- Publisher: Social Europe (in cooperation with Friedrich-Ebert Stiftung and Weizenbaum Institut)
- Published: 1st August 2020
Artificial Intelligence is permeating a wide range of areas and it is bound to transform work and society. This dossier, published in cooperation with our partner Friedrich Ebert Stiftung and Weizenbaum Institute, addresses possibilities and challenges of AI. Above all, it asks what needs to be done politically in order to shape this transformation for the sake of the common good.
AI has conjured up a dystopia of robots displacing human workers from employment. Some have predicted very large-scale job substitution but others question whether such a predetermined outcome can be envisaged: whether jobs are lost and how they are changed depends on whether workers are involved in the decisions that are made. Similar concerns apply to issues of recruitment and monitoring of workers: will AI data serve a ‘surveillance capitalism’ or could it assist workers in the performance of their jobs if they have more power to influence the outcome?

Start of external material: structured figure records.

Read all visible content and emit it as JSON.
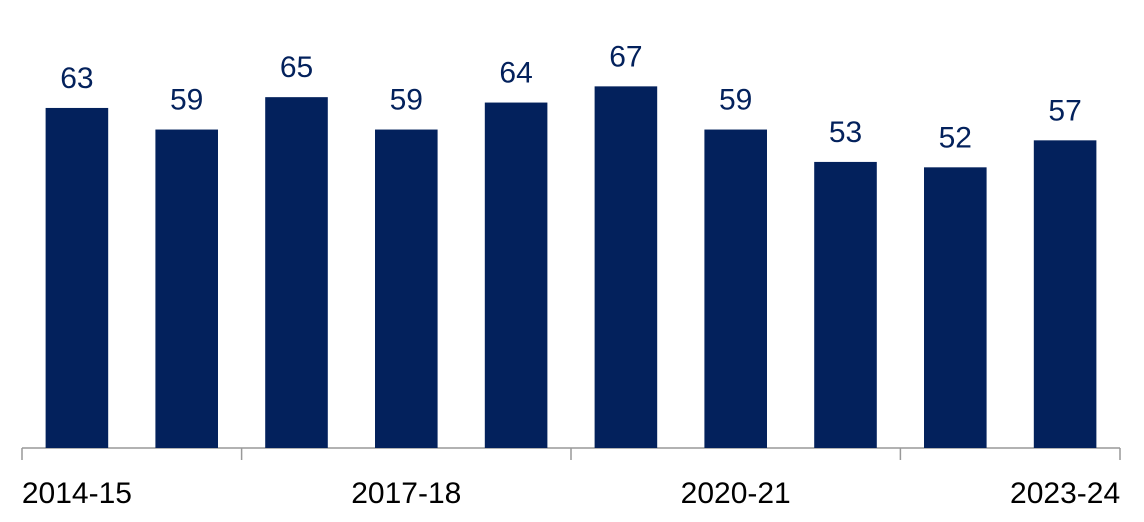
{
  "chart_data": {
    "type": "bar",
    "categories": [
      "2014-15",
      null,
      null,
      "2017-18",
      null,
      null,
      "2020-21",
      null,
      null,
      "2023-24"
    ],
    "values": [
      63,
      59,
      65,
      59,
      64,
      67,
      59,
      53,
      52,
      57
    ],
    "color": "#03215c",
    "ylim": [
      0,
      83
    ]
  }
}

AI raises wider questions about the society in which we live and that of the future. Market-research institutes foresee huge efficiency gains, but are these credible and, if so, how will such gains be distributed? Feminists and anti-racists have expressed concern that the algorithms on which AI depends unconsciously embed the social prejudices of their human authors. Issues of privacy and civil liberty surround the possession and control of the data mined by AI. How education must change so that citizens can feel empowered rather than alienated by AI is also at stake—as is the ever-present issue of where AI fits in meeting the existential challenge of climate change and biodiversity loss.
With contributions by Judith Clifton, Amy Glasmeier, Mia Gray, Lars Klingbeil, Daniela Kolbe, Markus Hoppe, Nadine Müller, Mark Graham, Mohammad Amir Anwar, Phoebe Moore, Florian Butollo, Christian Kellermann, Mareike Winkler, Miapetra Kumpula-Natri, Martin Schüßler, Selin Sayek Böke, Reinhard Messerschmidt, Stefan Ullrich and Elena Esposito.